I hope you’re right Goob!


----------



## backcountry (May 19, 2016)

Vanilla said:


> I hope it’s much ado about nothing. If nobody reports on this and nothing changes, could April 1st be too late?
> 
> And the question needs to be answered: why are no hunters at this negotiation table? If hunting is closed on these public lands, isn’t that a bad thing for hunting and hunters and public land access and usage?


It's pretty common for negotiations to be limited to parties involved in the lawsuit, correct?

And I'm personally not against reporting I'm just tired of these special interest notifications being minorly tweaked to look just different enough to fake the appearance of actual reporting. It's not just this time, it's a common strategy and ploy that I think should be called out.

And I'll be writing my reps if they decide on a compromise that reduces access that it inconsistent with the laws they mentioned.


----------



## Vanilla (Dec 11, 2009)

Yes, that is common. But one could argue if you are talking about taking away the rights of specific group of people on a public issue, those people are the aggrieved party. But no, not every public interest group gets a seat at the table for litigation negotiations.

It is not common for the government to negotiate a situation like this rather than litigate it and change the law if a court rules against them. When talking about public policy, that is generally how the system really works. Defend the position (if it’s defensible) and change it if courts rule against you.


----------



## Pumpgunner (Jan 12, 2010)

One thing that keeps sticking with me about all these public lands access fights is that it is completely in the interests of those who wish to take away public land rights to pit the users against each other.
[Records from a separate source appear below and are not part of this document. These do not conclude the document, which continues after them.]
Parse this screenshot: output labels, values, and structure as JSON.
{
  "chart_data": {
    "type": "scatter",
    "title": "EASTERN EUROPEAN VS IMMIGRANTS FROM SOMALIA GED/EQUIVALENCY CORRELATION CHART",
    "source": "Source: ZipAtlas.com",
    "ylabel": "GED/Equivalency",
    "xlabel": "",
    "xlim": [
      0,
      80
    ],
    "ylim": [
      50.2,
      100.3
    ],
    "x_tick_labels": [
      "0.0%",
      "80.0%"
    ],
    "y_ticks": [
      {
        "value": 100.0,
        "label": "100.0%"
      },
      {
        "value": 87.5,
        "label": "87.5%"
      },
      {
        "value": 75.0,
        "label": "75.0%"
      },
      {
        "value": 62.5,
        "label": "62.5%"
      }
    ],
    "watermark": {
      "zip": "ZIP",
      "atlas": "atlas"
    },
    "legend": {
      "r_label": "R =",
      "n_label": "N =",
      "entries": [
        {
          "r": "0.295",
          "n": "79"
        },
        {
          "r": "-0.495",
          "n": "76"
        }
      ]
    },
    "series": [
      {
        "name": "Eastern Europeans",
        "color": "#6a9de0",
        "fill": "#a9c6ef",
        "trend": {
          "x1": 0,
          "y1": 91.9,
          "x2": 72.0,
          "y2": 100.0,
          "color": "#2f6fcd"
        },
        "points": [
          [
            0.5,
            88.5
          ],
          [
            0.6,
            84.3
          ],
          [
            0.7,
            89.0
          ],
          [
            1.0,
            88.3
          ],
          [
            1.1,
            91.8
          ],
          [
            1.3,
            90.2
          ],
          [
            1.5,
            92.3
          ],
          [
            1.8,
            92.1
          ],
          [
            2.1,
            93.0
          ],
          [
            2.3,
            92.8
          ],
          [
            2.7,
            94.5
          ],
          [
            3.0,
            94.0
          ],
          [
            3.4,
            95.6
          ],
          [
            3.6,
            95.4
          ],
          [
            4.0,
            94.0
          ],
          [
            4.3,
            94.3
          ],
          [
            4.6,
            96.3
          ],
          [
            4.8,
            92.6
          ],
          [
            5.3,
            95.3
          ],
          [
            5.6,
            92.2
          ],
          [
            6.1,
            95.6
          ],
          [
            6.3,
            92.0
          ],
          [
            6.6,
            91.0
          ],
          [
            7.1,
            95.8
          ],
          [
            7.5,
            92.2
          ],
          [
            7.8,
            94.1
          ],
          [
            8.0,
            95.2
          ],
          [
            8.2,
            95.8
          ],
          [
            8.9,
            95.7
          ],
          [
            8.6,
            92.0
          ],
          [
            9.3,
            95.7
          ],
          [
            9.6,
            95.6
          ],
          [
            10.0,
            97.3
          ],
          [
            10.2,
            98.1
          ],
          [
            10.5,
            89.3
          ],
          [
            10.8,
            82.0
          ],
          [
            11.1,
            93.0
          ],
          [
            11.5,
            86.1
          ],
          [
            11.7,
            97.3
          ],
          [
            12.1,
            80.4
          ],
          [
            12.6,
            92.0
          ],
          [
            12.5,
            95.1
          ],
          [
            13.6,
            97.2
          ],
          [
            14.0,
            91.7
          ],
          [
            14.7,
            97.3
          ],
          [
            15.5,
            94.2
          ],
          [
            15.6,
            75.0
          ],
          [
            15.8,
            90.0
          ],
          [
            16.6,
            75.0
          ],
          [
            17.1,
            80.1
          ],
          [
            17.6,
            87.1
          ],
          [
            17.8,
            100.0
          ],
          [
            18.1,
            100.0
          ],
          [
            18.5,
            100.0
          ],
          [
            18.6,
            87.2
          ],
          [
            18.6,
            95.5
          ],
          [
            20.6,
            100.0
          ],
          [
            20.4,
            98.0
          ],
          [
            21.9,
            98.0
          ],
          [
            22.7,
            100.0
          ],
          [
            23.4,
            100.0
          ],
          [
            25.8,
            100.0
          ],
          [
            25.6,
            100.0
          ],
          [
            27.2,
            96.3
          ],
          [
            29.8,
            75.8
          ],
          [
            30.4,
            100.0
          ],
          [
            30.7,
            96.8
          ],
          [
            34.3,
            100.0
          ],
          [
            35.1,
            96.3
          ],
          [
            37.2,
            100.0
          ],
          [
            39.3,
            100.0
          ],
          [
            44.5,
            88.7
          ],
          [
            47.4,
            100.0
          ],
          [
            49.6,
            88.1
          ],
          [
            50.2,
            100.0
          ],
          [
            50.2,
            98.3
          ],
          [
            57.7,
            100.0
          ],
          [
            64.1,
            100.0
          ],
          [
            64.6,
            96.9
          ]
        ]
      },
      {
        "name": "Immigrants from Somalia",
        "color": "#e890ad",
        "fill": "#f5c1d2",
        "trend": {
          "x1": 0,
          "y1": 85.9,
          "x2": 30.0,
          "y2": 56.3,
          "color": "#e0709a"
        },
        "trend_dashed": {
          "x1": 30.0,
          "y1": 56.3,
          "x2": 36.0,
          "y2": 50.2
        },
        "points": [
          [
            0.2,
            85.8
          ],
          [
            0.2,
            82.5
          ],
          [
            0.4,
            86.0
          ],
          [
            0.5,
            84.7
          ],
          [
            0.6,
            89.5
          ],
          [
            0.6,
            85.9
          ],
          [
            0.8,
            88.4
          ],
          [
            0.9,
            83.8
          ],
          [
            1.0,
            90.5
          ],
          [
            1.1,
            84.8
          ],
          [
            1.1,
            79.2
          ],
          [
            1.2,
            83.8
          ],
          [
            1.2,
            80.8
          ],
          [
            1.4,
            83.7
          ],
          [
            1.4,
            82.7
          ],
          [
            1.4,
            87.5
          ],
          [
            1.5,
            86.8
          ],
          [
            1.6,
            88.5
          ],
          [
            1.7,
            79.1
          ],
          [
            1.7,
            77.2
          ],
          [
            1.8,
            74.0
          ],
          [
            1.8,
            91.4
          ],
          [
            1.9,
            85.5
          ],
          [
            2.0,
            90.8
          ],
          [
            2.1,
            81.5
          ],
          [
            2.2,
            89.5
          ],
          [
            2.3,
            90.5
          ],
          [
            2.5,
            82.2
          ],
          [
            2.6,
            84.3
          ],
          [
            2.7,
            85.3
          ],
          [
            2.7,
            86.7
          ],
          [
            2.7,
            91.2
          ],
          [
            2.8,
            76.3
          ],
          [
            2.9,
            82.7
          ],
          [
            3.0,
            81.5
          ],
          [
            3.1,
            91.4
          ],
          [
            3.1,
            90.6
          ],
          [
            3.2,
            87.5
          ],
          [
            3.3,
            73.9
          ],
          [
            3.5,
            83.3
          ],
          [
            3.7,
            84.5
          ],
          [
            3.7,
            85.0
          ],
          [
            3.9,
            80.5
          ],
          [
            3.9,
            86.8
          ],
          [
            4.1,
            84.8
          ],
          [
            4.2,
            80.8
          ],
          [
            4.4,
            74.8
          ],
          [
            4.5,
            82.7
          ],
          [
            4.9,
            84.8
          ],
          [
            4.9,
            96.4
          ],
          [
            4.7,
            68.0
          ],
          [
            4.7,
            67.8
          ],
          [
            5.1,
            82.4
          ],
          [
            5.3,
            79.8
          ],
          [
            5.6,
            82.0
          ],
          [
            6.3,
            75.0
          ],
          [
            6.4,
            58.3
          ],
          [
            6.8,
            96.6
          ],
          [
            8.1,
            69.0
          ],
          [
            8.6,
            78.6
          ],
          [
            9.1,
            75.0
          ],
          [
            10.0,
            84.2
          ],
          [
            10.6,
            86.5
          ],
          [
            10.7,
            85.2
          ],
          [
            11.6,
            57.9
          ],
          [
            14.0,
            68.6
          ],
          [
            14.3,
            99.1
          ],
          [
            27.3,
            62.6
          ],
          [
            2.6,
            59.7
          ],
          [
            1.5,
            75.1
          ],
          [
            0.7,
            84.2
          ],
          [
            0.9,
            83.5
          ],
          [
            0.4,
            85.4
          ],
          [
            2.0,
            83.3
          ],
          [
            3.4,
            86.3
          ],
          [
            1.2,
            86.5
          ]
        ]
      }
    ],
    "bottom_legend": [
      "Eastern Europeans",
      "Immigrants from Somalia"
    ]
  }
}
It's the ancient divide and conquer technique. If they can convince hunters that bird watchers and tree huggers are the enemy, and vice versa, then when it comes time to develop public land then instead of facing a solid front of public land advocates from across the spectrum then they will be facing a divided group that's a lot easier to overcome. ATVers, hunters, hikers, bird watchers, mountain bikers, hippies, and anyone else who loves public land only stands to lose if they can't work together.


----------



## wyogoob (Sep 7, 2007)

Pumpgunner said:


> One thing that keeps sticking with me about all these public lands access fights is that it is completely in the interests of those who wish to take away public land rights to pit the users against each other. It's the ancient divide and conquer technique. If they can convince hunters that bird watchers and tree huggers are the enemy, and vice versa, then when it comes time to develop public land then instead of facing a solid front of public land advocates from across the spectrum then they will be facing a divided group that's a lot easier to overcome. ATVers, hunters, hikers, bird watchers, mountain bikers, hippies, and anyone else who loves public land only stands to lose if they can't work together.


Yeah. I think we're doing better in that regard, at least on this issue. I can remember when the bird watchers use to harass waterfowlers out in the marsh. I don't see much of that anymore and most, or many, of those same bird watchers finally realized that duck stamp money paid for that Wildlife Refuge so now they buy duck stamps and encourage their peers, family and friends to do so.


----------



## T-dubs-42 (Sep 8, 2015)

Pumpgunner said:


> One thing that keeps sticking with me about all these public lands access fights is that it is completely in the interests of those who wish to take away public land rights to pit the users against each other. It's the ancient divide and conquer technique. If they can convince hunters that bird watchers and tree huggers are the enemy, and vice versa, then when it comes time to develop public land then instead of facing a solid front of public land advocates from across the spectrum then they will be facing a divided group that's a lot easier to overcome. ATVers, hunters, hikers, bird watchers, mountain bikers, hippies, and anyone else who loves public land only stands to lose if they can't work together.


I completely agree. Imagine also a time when all these other groups pitched in monetarily to this cause in the same proportions that hunters and fisherman do. That would be the time to get some serious work done. In this case it seems to me like the Sportsman's Alliance is taking themselves a little to seriously and see themselves as some sort of holy crusaders for sportsman. It turns out we have an entire service at the federal level that is dedicated to dealing with these exact issues and surprisingly enough it also turns out this service is listed in the lawsuit; amazing stuff. I feel sorry another special interest group has to stay home from this party, but they weren't invited. It's probably best the people hired to do this job are the ones doing it.


----------